Sua escrita questiona o que podemos fazer pelo desenvolvimento humano? Eu me pergunto antes disso se, aceitando a exigência da modernidade, estariam de fato ajudando crianças e adolescentes a se tornarem pessoas saudáveis. Aqui me chega uma dose de ceticismo ao perceber que durante essas passagens, nas quais se mudam os paradigmas, às vezes esquecemos um pouco de dosar os excessos, doando compreensão e amor incondicional em momentos que exigiriam o oposto. Momentos em que precisamos perdoar e optamos por perder e doar; momentos que são nossos, mas que podemos doar com algum sacrifício; e momentos em que precisamos ser perdoados, impor nossos limites e frustrar o outro em suas expectativas de doação, para que possam crescer. Poder fazer isso para mim seria algo saudável, pois implica movimentos de ambos os lados. Ter isso em mente requer certo amadurecimento quanto a certezas e incertezas do amor do outro e, a meu ver, resultaria no exercício da reciprocidade, implicando na superação do apego. Mas o Eu se apega muito ao que lhe dá prazer, não é mesmo? Quer e às vezes prefere ser amado mesmo que se sacrificando, deixando de viver o seu próprio momento em benefício do outro. Às vezes sucumbimos ao amor sacrificial, como é mostrado no filme As Pontes de Medison. Eu penso que como fruto maduro o amor deva ser vivido em toda a sua intensidade e completude e que para chegar a ser intenso esse amor precisa existir em via dupla, conforme Moreno já anunciou. Mas por que temos tanto medo de arriscar, de testar o amor do outro encarando a possibilidade de incompletude, se sabemos que só assim haverá consciência desse sentimento? Será que um dia conseguiremos criar nossos filhos, sem lançar mão do amor sacrificial? Enfim, minhas reflexões caminham agora para este estágio de amadurecimento do Eu no Tempo, o amadurecimento para o Amor. Os Junguianos dizem que seria um estágio mais tardio, evoluir para o amor sacrificial – fase da Metanóia, meia-idade, do desenvolvimento da espiritualidade. Uma fase de amadurecimento para as perdas impostas pela vida afora. Eu penso que talvez, se pudermos ultrapassar o amor sacrificial em etapas menos avançadas, talvez seja possível atingir-se o amor mais pleno, exercitando o desapego, com a certeza de que o amor não é um bem de consumo, negociável, ajustável, portanto há de ser conquistado por outras vias.

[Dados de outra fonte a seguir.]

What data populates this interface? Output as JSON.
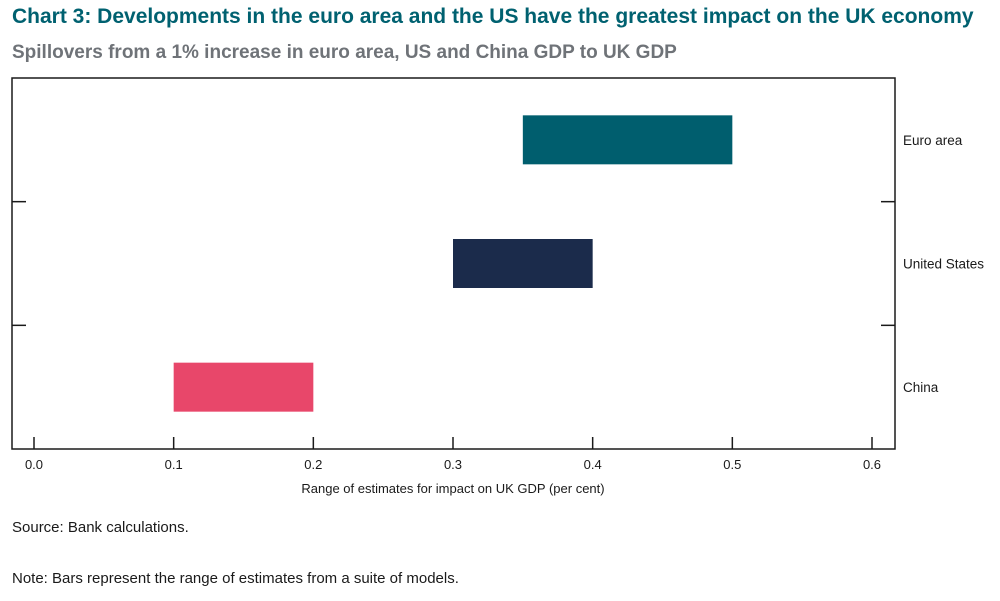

- Graça Campos: Tempo Eu. Linha do tempo, presença, ausência, quanto tempo vivemos a cada minuto dentro de nós mesmos? Tempos que se formam dentro da Matriz de Identidade quando percebemos que o outro existe na ausência, chama Moreno do início do fator tele. Tempo de angústia quando não captamos que tele é também um evoluir para a auto tele (Zerka). Consolo para o tempo do envelhecimento? O que é o psicodrama na linha do tempo? O que ressoa dentro do tempo de cada um? Não estou falando de transferência ou contra transferência. Estou falando do tempo que transforma o olhar e nos faz perceber o outro dentro de um novo tempo. Tempo que nos leva para a espontaneidade? Não sei. A questão do tempo de hoje – presente - amores líquidos. Vejo hoje, muita pressa, jovens de 23 anos dizendo que já estão velhos. O tempo da minha infância, longas tardes brincando na rua, noites batendo papo “sentada ao redor do fogão à lenha no inverno”. Tempo que também já se foi: O inverno.

- Você cita os amores líquidos da atualidade, o que dentro da perspectiva do tempo de presença-ausência no outro, me parece bem significativo, porque tenho visto isso no consultório e demais espaços, realidade muito próxima, a exigir reflexões. Por exemplo, até que ponto estar preparado como psicoterapeutas para entender um tempo que não vivemos na carne e osso? É preciso compreender essa leveza na forma de compartilhar corpos e sentimentos de forma tão intensa e, ao mesmo tempo, passageira. Ao que parece, colocando-se “fora” da relação e, a partir deste lugar, passar a ver e mostrar-se ao outro com bastante intensidade, mas de forma inconseqüente. Amores em relacionamentos líquidos, às vezes vividos em grupo, com relações do passado ainda presentes e atuantes. Pessoas com as quais se fica em uma festa, momento de carência ou excitação. Relações às vezes estabelecidas sem definição de preferências sexuais, ou com definição por ambos os sexos, vividas ao mesmo tempo. Dizemos que são relações rizomáticas e podem manter-se sem preferências por gênero, são momentâneas, não precisam enraizar-se e estão de acordo com os tempos modernos. Mas o que venho percebendo na atualidade é uma dificuldade enorme, nesses pares, de fazer escolhas e tomar decisões em relação à própria vida (inclusive profissional). Chegam para a terapia totalmente confusos, o que nos faz pensar que esta forma de relacionar-se não esteja sendo tão prazerosa. Sobre a tele e auto tele, sempre imaginei a tele como movimento evolutivo ou de amadurecimento relacional.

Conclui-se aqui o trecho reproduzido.